Introduction

In December 2019, a novel coronavirus (severe acute respiratory syndrome coronavirus 2, SARS-CoV-2) emerged in China and has since spread globally. A large proportion of patients admitted to hospital for coronavirus disease 2019 (COVID-19) develop acute respiratory distress syndrome (ARDS) criteria according to the Berlin definition [1,2,3]. ARDS is an acute inflammatory lung injury, associated with increased pulmonary vascular permeability, increased lung weight and loss of aerated lung tissue, affecting 23% of mechanically ventilated critically ill patients. The hospital mortality of ARDS is estimated between 35 and 46% depending on ARDS severity [4, 5]. However, the death rate in COVID-19 patients with ARDS appears to be higher, up to 66% [2]. It has been suggested that COVID-19 pneumonia-associated ARDS is a specific disease or perhaps a specific phenotype of ARDS, whose distinctive features are severe hypoxaemia initially associated with relatively well-preserved lung mechanics [6, 7]. A possible explanation for such severe hypoxaemia occurring in compliant lungs is the loss of lung perfusion regulation and hypoxic vasoconstriction. In addition, COVID-19 ARDS patients have higher plasma markers of coagulation, such as D-dimers, increased prothrombin time and a lower platelet count [2, 8,9,10,11,12]. Endothelial dysfunction and microvascular thrombosis could therefore also explain the specific pulmonary findings in severe COVID-19—high dead space and impaired oxygenation in the absence of significant decrease in pulmonary compliance. Post-mortem studies and lung biopsies of SARS-CoV-2 patients with ARDS indeed demonstrated pulmonary fibrin deposition with hyaline membranes in the alveolar spaces and extensive pulmonary microvascular thrombi [13,14,15].
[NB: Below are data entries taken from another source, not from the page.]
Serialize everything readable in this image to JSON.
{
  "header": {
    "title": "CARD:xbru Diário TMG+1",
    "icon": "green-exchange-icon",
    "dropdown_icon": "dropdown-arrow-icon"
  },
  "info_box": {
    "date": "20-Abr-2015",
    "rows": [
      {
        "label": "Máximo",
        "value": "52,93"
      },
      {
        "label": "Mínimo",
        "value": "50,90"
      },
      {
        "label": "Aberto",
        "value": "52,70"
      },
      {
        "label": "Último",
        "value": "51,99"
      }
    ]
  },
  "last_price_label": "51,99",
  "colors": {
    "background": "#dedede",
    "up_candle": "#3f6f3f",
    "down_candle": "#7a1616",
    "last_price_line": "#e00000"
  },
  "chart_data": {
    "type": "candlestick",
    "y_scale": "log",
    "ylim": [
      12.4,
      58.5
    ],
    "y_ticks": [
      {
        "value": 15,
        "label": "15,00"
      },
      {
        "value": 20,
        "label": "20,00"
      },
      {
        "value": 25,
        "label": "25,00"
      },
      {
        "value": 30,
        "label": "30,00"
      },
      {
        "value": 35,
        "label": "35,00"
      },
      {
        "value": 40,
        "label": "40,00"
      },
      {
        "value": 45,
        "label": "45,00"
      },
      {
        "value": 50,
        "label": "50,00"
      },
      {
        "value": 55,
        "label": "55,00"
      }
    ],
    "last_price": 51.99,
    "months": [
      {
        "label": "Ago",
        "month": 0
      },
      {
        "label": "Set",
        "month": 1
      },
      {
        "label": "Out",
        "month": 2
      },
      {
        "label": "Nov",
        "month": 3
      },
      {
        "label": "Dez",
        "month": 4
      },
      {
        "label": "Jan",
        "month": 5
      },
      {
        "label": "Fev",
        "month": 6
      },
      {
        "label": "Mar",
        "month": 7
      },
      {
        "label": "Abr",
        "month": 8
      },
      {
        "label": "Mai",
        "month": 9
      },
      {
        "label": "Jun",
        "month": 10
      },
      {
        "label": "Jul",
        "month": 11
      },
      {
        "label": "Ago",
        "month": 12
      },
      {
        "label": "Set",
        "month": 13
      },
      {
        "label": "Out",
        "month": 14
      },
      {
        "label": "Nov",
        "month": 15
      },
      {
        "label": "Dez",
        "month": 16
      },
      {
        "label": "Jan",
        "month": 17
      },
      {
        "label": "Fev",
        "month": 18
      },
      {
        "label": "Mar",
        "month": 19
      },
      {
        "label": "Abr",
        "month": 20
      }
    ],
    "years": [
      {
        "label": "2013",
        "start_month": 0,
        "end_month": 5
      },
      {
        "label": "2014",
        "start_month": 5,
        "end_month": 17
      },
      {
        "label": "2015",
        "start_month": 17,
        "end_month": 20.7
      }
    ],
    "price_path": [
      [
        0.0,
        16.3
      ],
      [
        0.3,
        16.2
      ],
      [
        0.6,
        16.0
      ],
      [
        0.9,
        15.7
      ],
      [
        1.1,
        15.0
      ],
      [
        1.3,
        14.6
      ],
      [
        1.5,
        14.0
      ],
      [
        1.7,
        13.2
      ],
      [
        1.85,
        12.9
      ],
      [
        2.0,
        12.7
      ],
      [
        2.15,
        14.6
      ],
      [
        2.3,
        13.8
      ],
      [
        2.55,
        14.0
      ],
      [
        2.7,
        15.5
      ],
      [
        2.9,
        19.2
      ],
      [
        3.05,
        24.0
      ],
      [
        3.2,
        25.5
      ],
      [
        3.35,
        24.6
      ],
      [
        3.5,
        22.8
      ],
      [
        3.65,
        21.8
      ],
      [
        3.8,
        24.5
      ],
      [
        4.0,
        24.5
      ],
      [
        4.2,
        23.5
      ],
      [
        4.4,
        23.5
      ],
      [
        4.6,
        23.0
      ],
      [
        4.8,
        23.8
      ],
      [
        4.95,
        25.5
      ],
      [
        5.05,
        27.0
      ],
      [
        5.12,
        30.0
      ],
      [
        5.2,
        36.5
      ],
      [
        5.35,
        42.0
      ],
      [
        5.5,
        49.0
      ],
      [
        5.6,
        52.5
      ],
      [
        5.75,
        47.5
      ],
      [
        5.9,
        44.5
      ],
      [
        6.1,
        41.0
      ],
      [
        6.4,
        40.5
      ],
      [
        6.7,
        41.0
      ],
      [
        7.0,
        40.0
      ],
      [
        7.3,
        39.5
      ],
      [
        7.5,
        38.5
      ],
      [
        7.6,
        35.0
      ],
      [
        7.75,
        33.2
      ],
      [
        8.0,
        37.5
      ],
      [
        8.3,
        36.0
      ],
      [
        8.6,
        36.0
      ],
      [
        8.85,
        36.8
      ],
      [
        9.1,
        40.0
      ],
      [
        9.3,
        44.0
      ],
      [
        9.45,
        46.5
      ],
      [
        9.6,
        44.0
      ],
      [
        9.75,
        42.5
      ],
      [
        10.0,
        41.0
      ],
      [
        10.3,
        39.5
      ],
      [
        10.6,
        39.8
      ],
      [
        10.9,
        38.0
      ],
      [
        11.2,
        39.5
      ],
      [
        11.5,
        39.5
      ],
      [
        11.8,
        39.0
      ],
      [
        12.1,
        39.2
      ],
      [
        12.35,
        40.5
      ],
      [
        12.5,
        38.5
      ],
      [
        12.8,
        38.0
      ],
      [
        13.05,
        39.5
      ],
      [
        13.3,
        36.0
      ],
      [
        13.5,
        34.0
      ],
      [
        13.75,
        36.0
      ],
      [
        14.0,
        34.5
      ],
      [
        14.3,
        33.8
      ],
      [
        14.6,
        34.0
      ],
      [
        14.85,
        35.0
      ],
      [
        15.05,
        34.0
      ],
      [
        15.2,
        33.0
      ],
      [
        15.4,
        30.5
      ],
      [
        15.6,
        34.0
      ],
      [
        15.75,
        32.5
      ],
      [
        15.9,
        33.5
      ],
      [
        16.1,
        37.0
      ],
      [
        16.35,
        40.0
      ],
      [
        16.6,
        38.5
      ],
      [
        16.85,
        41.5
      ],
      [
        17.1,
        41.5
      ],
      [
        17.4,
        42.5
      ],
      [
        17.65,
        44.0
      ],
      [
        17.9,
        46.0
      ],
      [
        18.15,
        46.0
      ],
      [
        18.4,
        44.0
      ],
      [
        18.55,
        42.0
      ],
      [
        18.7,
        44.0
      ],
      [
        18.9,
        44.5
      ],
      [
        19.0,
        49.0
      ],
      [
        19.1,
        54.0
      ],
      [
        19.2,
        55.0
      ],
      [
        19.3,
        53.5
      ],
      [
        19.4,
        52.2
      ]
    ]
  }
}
Pulmonary disease severity is also related to an aggressive host inflammatory response to SARS-CoV-2 infection, with release of an uncontrolled cytokine storm inflicting damage to other organs including the cardiac, hepatic and renal systems [16].

In this focused review, we present the biological and scientific rationale for the use of nebulised UFH for COVID-19 pneumonia and ARDS in hospitalised patients and make a call for an urgent, global approach to the investigation of its therapeutic potential for this devastating condition.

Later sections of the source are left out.